I have a Map-only job that processes a large text file. Each line is analyzed and categorized. MultipleOutputs are used to output each category into separate files. Eventually all the data gets added to a Hive table dedicated to each category. My current workflow does the job but is a bit cumbersome. I am going to add a couple of categories, and thought I might be able to streamline line the process. I have a couple of ideas and was looking for some input.
Current Workflow:
- Map-only job divides large file into categories.

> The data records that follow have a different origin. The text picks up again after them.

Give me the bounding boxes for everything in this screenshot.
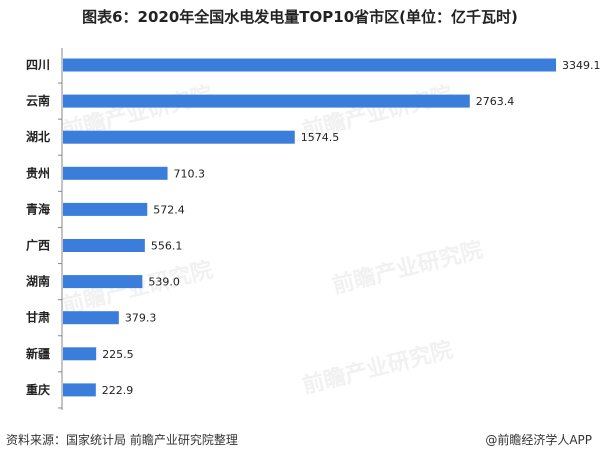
value-label: 556.1: [151, 240, 183, 253]
bar: [63, 311, 119, 325]
category-label: 青海: [26, 201, 50, 216]
value-label: 379.3: [125, 312, 157, 325]
bar: [63, 58, 556, 72]
category-label: 甘肃: [26, 310, 50, 325]
value-label: 1574.5: [301, 131, 340, 144]
value-label: 710.3: [174, 167, 206, 180]
credit-note: @前瞻经济学人APP: [485, 433, 592, 447]
category-label: 湖南: [26, 274, 50, 289]
bar: [63, 275, 143, 289]
bar: [63, 202, 148, 216]
value-label: 222.9: [102, 384, 133, 397]
bar: [63, 239, 145, 252]
value-label: 572.4: [153, 203, 185, 216]
bar: [63, 347, 97, 361]
bar: [63, 383, 96, 397]
category-label: 四川: [26, 58, 50, 72]
value-label: 539.0: [148, 276, 180, 289]
chart-title: 图表6：2020年全国水电发电量TOP10省市区(单位：亿千瓦时): [82, 8, 518, 26]
value-label: 2763.4: [476, 95, 515, 108]
category-label: 贵州: [26, 165, 50, 180]
bar: [63, 130, 295, 144]
source-note: 资料来源：国家统计局 前瞻产业研究院整理: [6, 433, 238, 447]
bar-group: 四川 3349.1 云南 2763.4 湖北 1574.5 贵州 710.3 青海 572.4 广西…: [26, 48, 600, 410]
bar: [63, 94, 470, 108]
category-label: 广西: [26, 238, 50, 253]
category-label: 云南: [26, 93, 50, 108]
value-label: 225.5: [102, 348, 134, 361]
category-label: 湖北: [26, 129, 50, 144]
bar-chart: 四川 3349.1 云南 2763.4 湖北 1574.5 贵州 710.3 青海 572.4 广西…: [26, 48, 600, 410]
category-label: 新疆: [26, 346, 50, 361]
category-label: 重庆: [26, 382, 50, 397]
bar: [63, 166, 168, 180]
value-label: 3349.1: [562, 59, 600, 72]
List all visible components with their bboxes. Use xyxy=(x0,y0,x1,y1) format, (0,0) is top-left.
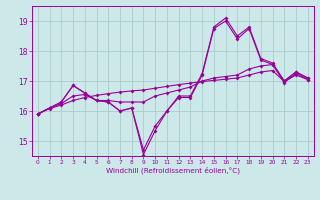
X-axis label: Windchill (Refroidissement éolien,°C): Windchill (Refroidissement éolien,°C) xyxy=(106,167,240,174)
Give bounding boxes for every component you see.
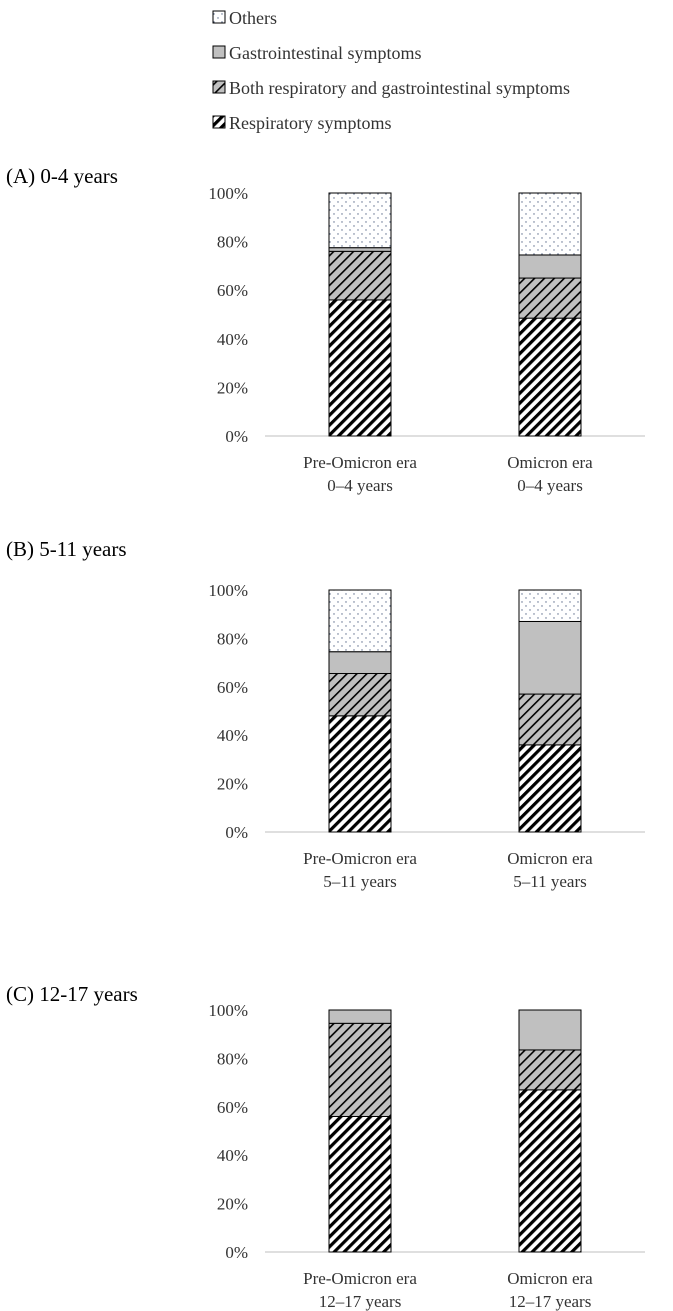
panel-b-axis: 0% 20% 40% 60% 80% 100%: [208, 581, 645, 842]
x-category-label-line2: 0–4 years: [517, 476, 583, 495]
bar-segment-gastrointestinal: [518, 254, 582, 279]
panel-b-bars: [328, 589, 582, 833]
x-category-label-line1: Omicron era: [507, 1269, 593, 1288]
y-tick-label: 20%: [217, 775, 248, 794]
bar-segment-both: [518, 1049, 582, 1091]
bar-segment-both: [328, 672, 392, 717]
legend-label-gastrointestinal: Gastrointestinal symptoms: [229, 43, 422, 63]
bar-segment-gastrointestinal: [328, 1009, 392, 1024]
bar-segment-respiratory: [518, 317, 582, 437]
legend-swatch-gastrointestinal: [212, 45, 226, 59]
x-category-label-line2: 5–11 years: [513, 872, 587, 891]
bar-segment-gastrointestinal: [328, 651, 392, 674]
y-tick-label: 80%: [217, 1049, 248, 1068]
y-tick-label: 40%: [217, 1146, 248, 1165]
y-tick-label: 20%: [217, 378, 248, 397]
bar-segment-both: [328, 1022, 392, 1117]
x-category-label-line1: Omicron era: [507, 453, 593, 472]
panel-b-title: (B) 5-11 years: [6, 537, 127, 561]
panel-c: (C) 12-17 years 0% 20% 40% 60% 80% 100% Pre-O…: [6, 982, 645, 1311]
y-tick-label: 60%: [217, 281, 248, 300]
y-tick-label: 60%: [217, 678, 248, 697]
bar-segment-respiratory: [518, 744, 582, 833]
bar-segment-respiratory: [328, 1115, 392, 1253]
legend-label-both: Both respiratory and gastrointestinal sy…: [229, 78, 570, 98]
bar-segment-both: [518, 277, 582, 319]
bar-segment-gastrointestinal: [328, 247, 392, 252]
y-tick-label: 100%: [208, 581, 248, 600]
bar-segment-others: [328, 589, 392, 653]
bar-segment-respiratory: [328, 299, 392, 437]
panel-c-title: (C) 12-17 years: [6, 982, 138, 1006]
legend-swatch-respiratory: [212, 115, 226, 129]
y-tick-label: 40%: [217, 330, 248, 349]
bar-segment-both: [328, 250, 392, 301]
y-tick-label: 40%: [217, 726, 248, 745]
panel-a-axis: 0% 20% 40% 60% 80% 100%: [208, 184, 645, 446]
x-category-label-line1: Omicron era: [507, 849, 593, 868]
panel-c-labels: Pre-Omicron era 12–17 years Omicron era 12–…: [303, 1269, 593, 1311]
panel-c-axis: 0% 20% 40% 60% 80% 100%: [208, 1001, 645, 1262]
legend-swatch-others: [212, 10, 226, 24]
legend-label-others: Others: [229, 8, 277, 28]
x-category-label-line2: 12–17 years: [509, 1292, 592, 1311]
panel-a-title: (A) 0-4 years: [6, 164, 118, 188]
legend: Others Gastrointestinal symptoms Both re…: [212, 8, 570, 133]
x-category-label-line1: Pre-Omicron era: [303, 1269, 417, 1288]
panel-a-bars: [328, 192, 582, 437]
bar-segment-gastrointestinal: [518, 1009, 582, 1051]
bar-segment-respiratory: [518, 1089, 582, 1253]
panel-b-labels: Pre-Omicron era 5–11 years Omicron era 5–11…: [303, 849, 593, 891]
bar-segment-gastrointestinal: [518, 620, 582, 695]
y-tick-label: 80%: [217, 629, 248, 648]
x-category-label-line2: 0–4 years: [327, 476, 393, 495]
y-tick-label: 0%: [225, 427, 248, 446]
panel-b: (B) 5-11 years 0% 20% 40% 60% 80% 100% Pre-Om…: [6, 537, 645, 891]
y-tick-label: 60%: [217, 1098, 248, 1117]
y-tick-label: 0%: [225, 1243, 248, 1262]
bar-segment-others: [518, 589, 582, 622]
bar-segment-both: [518, 693, 582, 746]
bar-segment-others: [518, 192, 582, 256]
x-category-label-line1: Pre-Omicron era: [303, 849, 417, 868]
y-tick-label: 100%: [208, 184, 248, 203]
y-tick-label: 100%: [208, 1001, 248, 1020]
y-tick-label: 80%: [217, 233, 248, 252]
x-category-label-line1: Pre-Omicron era: [303, 453, 417, 472]
legend-swatch-both: [212, 80, 226, 94]
legend-item-both: Both respiratory and gastrointestinal sy…: [212, 78, 570, 98]
y-tick-label: 20%: [217, 1195, 248, 1214]
legend-item-gastrointestinal: Gastrointestinal symptoms: [212, 43, 422, 63]
panel-c-bars: [328, 1009, 582, 1253]
legend-item-respiratory: Respiratory symptoms: [212, 113, 392, 133]
y-tick-label: 0%: [225, 823, 248, 842]
panel-a: (A) 0-4 years 0% 20% 40% 60% 80% 100% Pre-Omi…: [6, 164, 645, 495]
bar-segment-others: [328, 192, 392, 249]
legend-item-others: Others: [212, 8, 277, 28]
legend-label-respiratory: Respiratory symptoms: [229, 113, 392, 133]
panel-a-labels: Pre-Omicron era 0–4 years Omicron era 0–4 y…: [303, 453, 593, 495]
bar-segment-respiratory: [328, 715, 392, 833]
x-category-label-line2: 12–17 years: [319, 1292, 402, 1311]
x-category-label-line2: 5–11 years: [323, 872, 397, 891]
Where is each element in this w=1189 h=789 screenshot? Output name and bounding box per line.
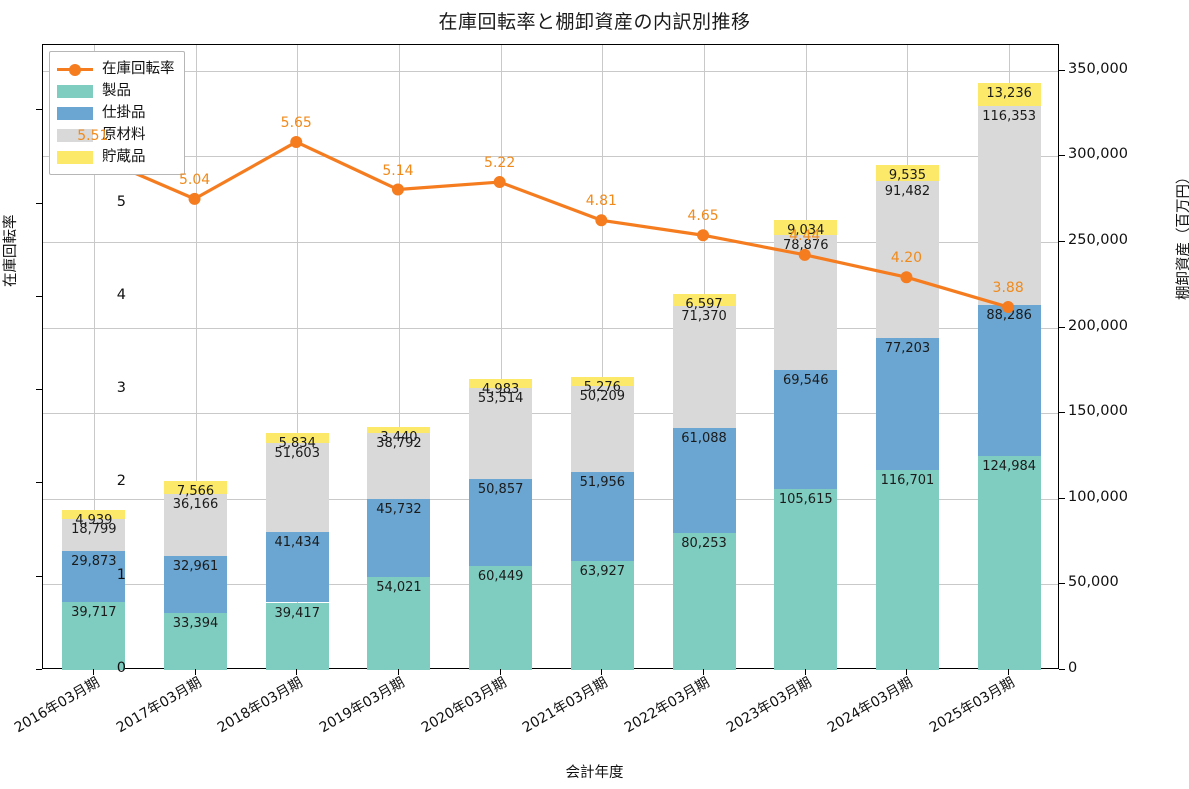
turnover-value-label: 5.51 [77, 128, 109, 144]
y-axis-right-tickmark [1059, 69, 1065, 71]
y-axis-left-tickmark [36, 202, 42, 204]
x-axis-tickmark [499, 669, 501, 675]
x-axis-tickmark [397, 669, 399, 675]
turnover-value-label: 5.22 [484, 155, 516, 172]
y-axis-right-tick-label: 350,000 [1068, 60, 1128, 77]
gridline [43, 584, 1058, 586]
turnover-data-point[interactable] [1002, 301, 1015, 314]
turnover-line-path [91, 140, 1010, 309]
y-axis-left-tick-label: 0 [116, 660, 126, 676]
turnover-value-label: 5.14 [382, 162, 414, 179]
gridline [43, 327, 1058, 329]
legend-item-genzairyou[interactable]: 原材料 [57, 124, 175, 146]
y-axis-left-tickmark [36, 575, 42, 577]
y-axis-right-tickmark [1059, 669, 1065, 670]
gridline [43, 156, 1058, 158]
y-axis-left-tick-label: 2 [116, 473, 126, 490]
gridline [43, 241, 1058, 243]
turnover-data-point[interactable] [391, 183, 404, 196]
y-axis-right-tickmark [1059, 497, 1065, 499]
turnover-value-label: 4.44 [789, 227, 821, 244]
gridline [297, 45, 299, 668]
y-axis-left-tick-label: 1 [116, 566, 126, 583]
legend-item-shikakarihin[interactable]: 仕掛品 [57, 102, 175, 124]
turnover-value-label: 5.04 [178, 171, 211, 188]
turnover-value-label: 3.88 [992, 280, 1024, 297]
turnover-data-point[interactable] [188, 192, 201, 205]
y-axis-right-tickmark [1059, 240, 1065, 242]
turnover-value-label: 4.20 [890, 250, 923, 267]
y-axis-right-tick-label: 150,000 [1068, 403, 1128, 420]
legend-label: 在庫回転率 [102, 61, 175, 77]
gridline [93, 45, 95, 668]
y-axis-left-tickmark [36, 669, 42, 670]
y-axis-right-tick-label: 100,000 [1068, 488, 1128, 505]
gridline [43, 498, 1058, 500]
legend-label: 製品 [102, 83, 131, 99]
color-swatch-icon [57, 84, 93, 98]
turnover-data-point[interactable] [493, 176, 506, 189]
y-axis-left-tick-label: 5 [116, 193, 126, 210]
color-swatch-icon [57, 150, 93, 164]
color-swatch-icon [57, 128, 93, 142]
y-axis-right-tick-label: 200,000 [1068, 317, 1128, 334]
x-axis-tickmark [296, 669, 298, 675]
x-axis-tickmark [703, 669, 705, 675]
x-axis-tickmark [92, 669, 94, 675]
legend-item-turnover[interactable]: 在庫回転率 [57, 58, 175, 80]
y-axis-right-tick-label: 250,000 [1068, 231, 1128, 248]
y-axis-left-tickmark [36, 295, 42, 297]
y-axis-right-tick-label: 0 [1068, 660, 1078, 676]
gridline [195, 45, 197, 668]
chart-title: 在庫回転率と棚卸資産の内訳別推移 [438, 11, 751, 33]
bar-segment[interactable]: 50,857 [469, 479, 533, 567]
gridline [398, 45, 400, 668]
line-marker-icon [57, 58, 93, 80]
legend-item-chozouhin[interactable]: 貯蔵品 [57, 146, 175, 168]
y-axis-right-tickmark [1059, 326, 1065, 328]
y-axis-right-tickmark [1059, 583, 1065, 585]
y-axis-left-tickmark [36, 109, 42, 111]
y-axis-left-tickmark [36, 389, 42, 391]
turnover-data-point[interactable] [697, 229, 710, 242]
turnover-data-point[interactable] [798, 248, 811, 261]
legend-label: 原材料 [102, 127, 146, 143]
gridline [602, 45, 604, 668]
gridline [500, 45, 502, 668]
y-axis-right-tick-label: 50,000 [1068, 574, 1119, 591]
y-axis-right-tickmark [1059, 412, 1065, 414]
legend-label: 仕掛品 [102, 105, 146, 121]
legend-label: 貯蔵品 [102, 149, 146, 165]
gridline [43, 413, 1058, 415]
turnover-value-label: 4.65 [687, 208, 719, 225]
turnover-data-point[interactable] [900, 271, 913, 284]
chart-legend: 在庫回転率 製品 仕掛品 原材料 貯蔵品 [49, 51, 185, 175]
y-axis-right-tick-label: 300,000 [1068, 146, 1128, 163]
x-axis-tickmark [804, 669, 806, 675]
y-axis-left-tick-label: 4 [116, 286, 126, 303]
x-axis-label: 会計年度 [565, 765, 624, 781]
turnover-data-point[interactable] [595, 214, 608, 227]
x-axis-tickmark [194, 669, 196, 675]
x-axis-tickmark [601, 669, 603, 675]
gridline [43, 70, 1058, 72]
color-swatch-icon [57, 106, 93, 120]
x-axis-tickmark [1008, 669, 1010, 675]
y-axis-right-tickmark [1059, 155, 1065, 157]
x-axis-tickmark [906, 669, 908, 675]
turnover-data-point[interactable] [290, 135, 303, 148]
y-axis-left-tick-label: 3 [116, 380, 126, 397]
legend-item-seihin[interactable]: 製品 [57, 80, 175, 102]
turnover-value-label: 4.81 [585, 193, 617, 210]
y-axis-left-tickmark [36, 482, 42, 484]
bar-segment[interactable]: 60,449 [469, 566, 533, 670]
turnover-value-label: 5.65 [280, 114, 312, 131]
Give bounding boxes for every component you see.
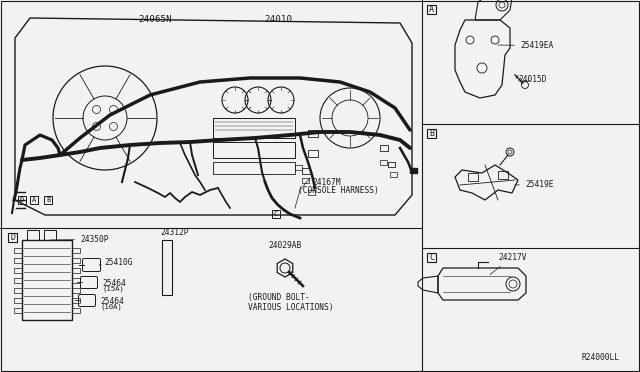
Bar <box>213 142 295 158</box>
Bar <box>162 240 172 295</box>
Text: 24217V: 24217V <box>490 253 527 274</box>
Text: (CONSOLE HARNESS): (CONSOLE HARNESS) <box>298 186 379 195</box>
Bar <box>427 129 436 138</box>
Bar <box>44 230 56 240</box>
Bar <box>72 268 80 273</box>
Text: 24065N: 24065N <box>138 15 172 24</box>
Bar <box>14 278 22 283</box>
Text: B: B <box>429 129 434 138</box>
Text: (10A): (10A) <box>100 303 122 310</box>
Bar <box>72 258 80 263</box>
Bar <box>72 278 80 283</box>
Bar <box>427 5 436 14</box>
Bar <box>72 298 80 303</box>
Text: D: D <box>10 233 15 242</box>
Text: (15A): (15A) <box>102 285 124 292</box>
Text: 24015D: 24015D <box>518 75 547 84</box>
Bar <box>8 233 17 242</box>
Bar <box>308 190 315 195</box>
Text: 25410G: 25410G <box>99 258 132 267</box>
Text: 25464: 25464 <box>102 279 125 288</box>
Text: 24167M: 24167M <box>312 178 340 187</box>
Bar <box>14 308 22 313</box>
Bar <box>72 248 80 253</box>
Text: VARIOUS LOCATIONS): VARIOUS LOCATIONS) <box>248 303 333 312</box>
Bar <box>27 230 39 240</box>
Text: 25419E: 25419E <box>515 180 554 189</box>
Text: C: C <box>274 211 278 217</box>
Text: D: D <box>20 197 24 203</box>
Bar <box>308 130 318 137</box>
Text: A: A <box>429 5 434 14</box>
Text: 24312P: 24312P <box>160 228 189 237</box>
Text: A: A <box>32 197 36 203</box>
Bar <box>14 268 22 273</box>
Bar <box>380 160 387 165</box>
Bar <box>308 150 318 157</box>
Bar <box>390 172 397 177</box>
Bar <box>302 178 309 183</box>
Bar <box>72 308 80 313</box>
Bar <box>410 168 417 173</box>
Bar <box>18 196 26 204</box>
Bar <box>272 210 280 218</box>
Bar <box>14 258 22 263</box>
Text: 24350P: 24350P <box>50 235 109 244</box>
Bar <box>30 196 38 204</box>
Text: (GROUND BOLT-: (GROUND BOLT- <box>248 293 310 302</box>
Text: 25419EA: 25419EA <box>498 41 553 50</box>
Bar <box>44 196 52 204</box>
Text: R24000LL: R24000LL <box>582 353 620 362</box>
Bar <box>468 173 478 181</box>
Bar <box>14 288 22 293</box>
Bar <box>427 253 436 262</box>
Text: B: B <box>46 197 50 203</box>
Bar <box>22 240 72 320</box>
Text: C: C <box>429 253 434 262</box>
Bar <box>388 162 395 167</box>
Bar <box>72 288 80 293</box>
Bar <box>380 145 388 151</box>
Bar <box>498 171 508 179</box>
Bar <box>14 298 22 303</box>
Bar <box>213 118 295 138</box>
Text: 24010: 24010 <box>264 15 292 24</box>
Text: 25464: 25464 <box>100 297 124 306</box>
Bar <box>14 248 22 253</box>
Text: 24029AB: 24029AB <box>268 241 301 250</box>
Bar <box>213 162 295 174</box>
Bar <box>302 168 310 174</box>
Bar <box>295 165 302 170</box>
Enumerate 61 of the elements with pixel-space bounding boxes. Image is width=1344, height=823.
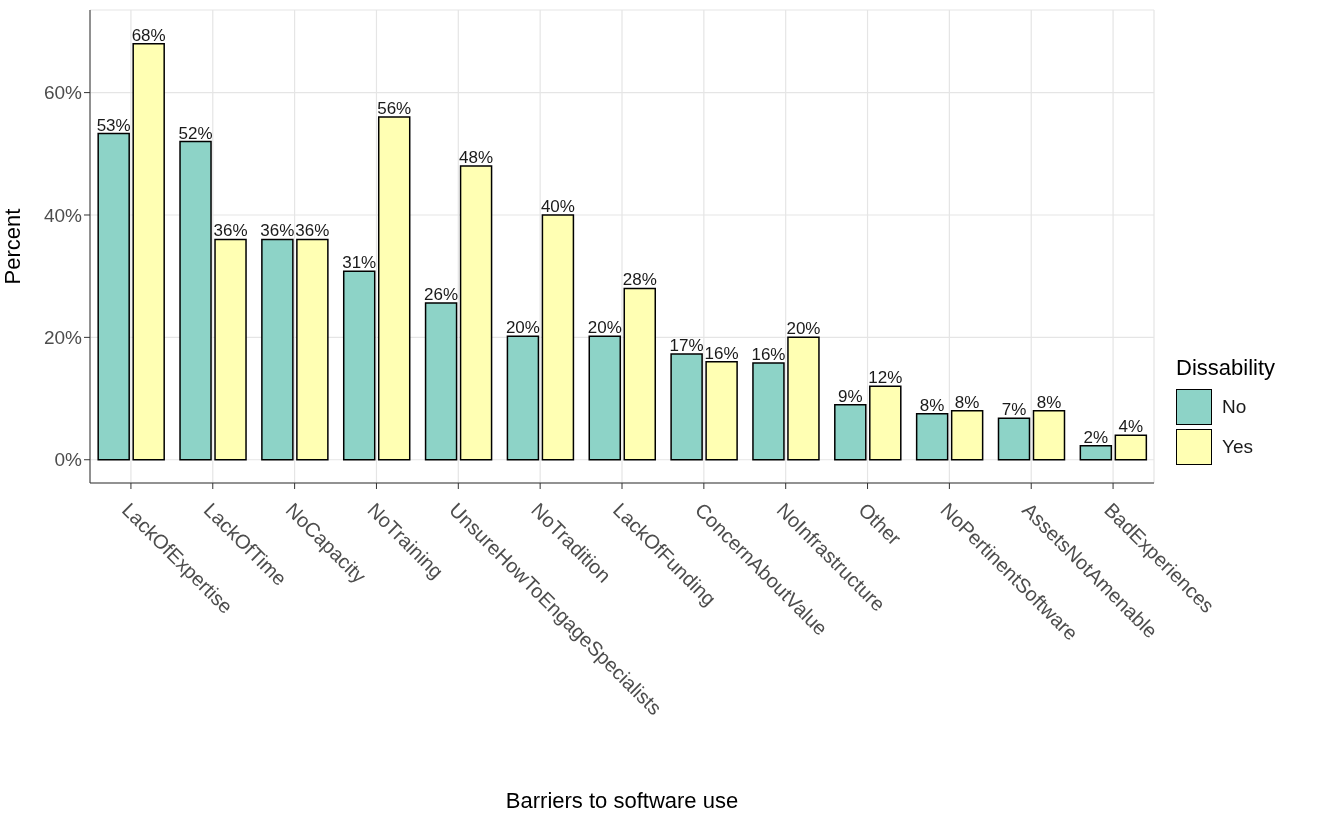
data-label: 20% — [587, 318, 622, 338]
bar — [342, 270, 376, 461]
bar — [459, 165, 493, 461]
data-label: 16% — [704, 343, 739, 363]
data-label: 2% — [1083, 427, 1109, 447]
data-label: 7% — [1001, 400, 1027, 420]
bar — [1079, 444, 1113, 461]
data-label: 52% — [178, 123, 213, 143]
bar — [377, 116, 411, 461]
y-axis-title: Percent — [0, 208, 25, 285]
data-label: 20% — [505, 318, 540, 338]
data-label: 12% — [868, 368, 903, 388]
bar — [97, 132, 130, 461]
bar — [132, 42, 165, 461]
data-label: 9% — [838, 386, 863, 406]
y-tick-label: 40% — [43, 204, 83, 226]
bar — [541, 214, 575, 461]
bar — [834, 403, 867, 461]
data-label: 36% — [260, 221, 295, 241]
data-label: 28% — [622, 270, 657, 290]
bar — [950, 410, 984, 461]
bar — [296, 238, 329, 461]
bar — [506, 335, 540, 461]
data-label: 4% — [1118, 417, 1144, 437]
bar — [752, 362, 785, 461]
bar — [1032, 410, 1066, 461]
bar — [424, 302, 458, 461]
data-label: 16% — [751, 345, 786, 365]
data-label: 36% — [213, 221, 248, 241]
y-tick-label: 20% — [43, 327, 83, 349]
data-label: 8% — [954, 392, 980, 412]
data-label: 48% — [459, 148, 494, 168]
y-tick-label: 60% — [43, 82, 83, 104]
data-label: 8% — [1036, 392, 1062, 412]
data-label: 8% — [919, 395, 945, 415]
bar — [1114, 434, 1148, 461]
data-label: 26% — [424, 285, 459, 305]
data-label: 56% — [377, 99, 412, 119]
bar — [261, 238, 294, 461]
bar — [623, 287, 657, 461]
data-label: 53% — [96, 115, 131, 135]
bar — [869, 385, 902, 461]
data-label: 31% — [342, 253, 377, 273]
bar — [997, 417, 1031, 461]
bar — [787, 336, 820, 461]
data-label: 40% — [540, 196, 575, 216]
data-label: 68% — [131, 25, 166, 45]
x-axis-title: Barriers to software use — [505, 788, 739, 813]
data-label: 20% — [786, 319, 821, 339]
bar — [670, 353, 703, 461]
y-tick-label: 0% — [54, 449, 83, 471]
legend-label: No — [1222, 395, 1247, 418]
data-label: 17% — [669, 335, 704, 355]
bar — [179, 140, 212, 461]
legend-title: Dissability — [1176, 354, 1277, 381]
legend-label: Yes — [1222, 435, 1253, 458]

The output looks like this:
-
categ1-m-00000
categ1-m-00001
categ1-m-00002
categ2-m-00000
categ2-m-00001
categ2-m-00002
categ3-m-00000
categ3-m-00001
categ3-m-00002
- An external (non-Hadoop) process copies the output files into separate directories for each category.
-
categ1/00000
categ1/00001
categ1/00002
categ2/00000
categ2/00001
categ2/00002
categ3/00000
categ3/00001
categ3/00002
- An external table is created for each category and then the data is inserted into the permanent Hive table for that category.
Possible new workflows
- Use Spark to loop through the output files, and based on the file name, insert the data into the appropriate permanent Hive table.
- Use HCatalog to insert the data into the permanent Hive table directly from the Mapper, or perhaps a Reducer or set of Reducers dedicated to each category.